In September 1999, WHKW became the new home of WQSH and its modern AC format (which moved from 93.1). Then in 2000, WQSH evolved to hot AC, branded as "Star 98.9" with the calls changing to WZTR.

Later in 2000, the station changed to playing top 40 hits, calling itself "KISS-FM". It switched its call letters to WZKF. The station became a major competitor to Louisville's longtime top 40 leader WDJX. WZKF aired a rhythmic-leaning playlist while WDJX was more mainstream top 40.

===98.9 Radio Now===

Logo as Radio Now, 2010–2020.

WZKF moved its city of license from Salem, Indiana, to the Louisville suburb of Prospect, Kentucky, on April 26, 2010. A few months later, on July 12, 2010, WZKF rebranded from "98.9 Kiss FM" to "98.9 Radio Now".
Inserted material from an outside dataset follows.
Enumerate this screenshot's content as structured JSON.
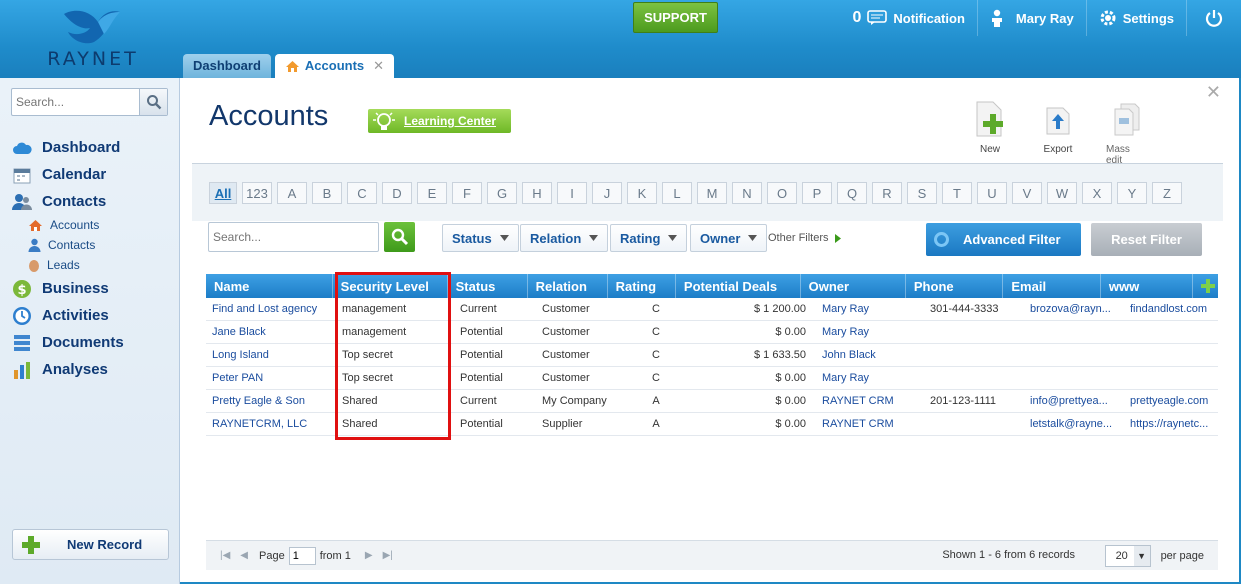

According to PD Mike Klein, "The name change and new look comes along with a signal upgrade and updated top 40/mainstream music mix with a rhythmic-leaning". He added that "the station is being re-branded with the 'NOW' moniker to give a fresh new approach delivering hit music to the people who need it 'NOW'". On July 19, 2010, WZKF changed its call sign to WNRW, to represent the "Radio Now" image.

===Return to KISS-FM===
On January 14, 2020, WNRW reverted to "KISS-FM" branding, with no other major format changes. This brings WNRW in line with many of iHeart's Top 40 stations around the U.S., including KIIS-FM in Los Angeles, WKSC-FM in Chicago and WXKS-FM in Boston, which also call themselves "KISS-FM".

==WNRW-HD2==
In 2008, WNRW began airing an HD Radio digital subchannel. The HD2 service began by carrying the Dance Top 40 Club Phusion format. It was replaced with iHeart's Evolution channel in late 2012.

In 2023, the HD2 subchannel was turned off.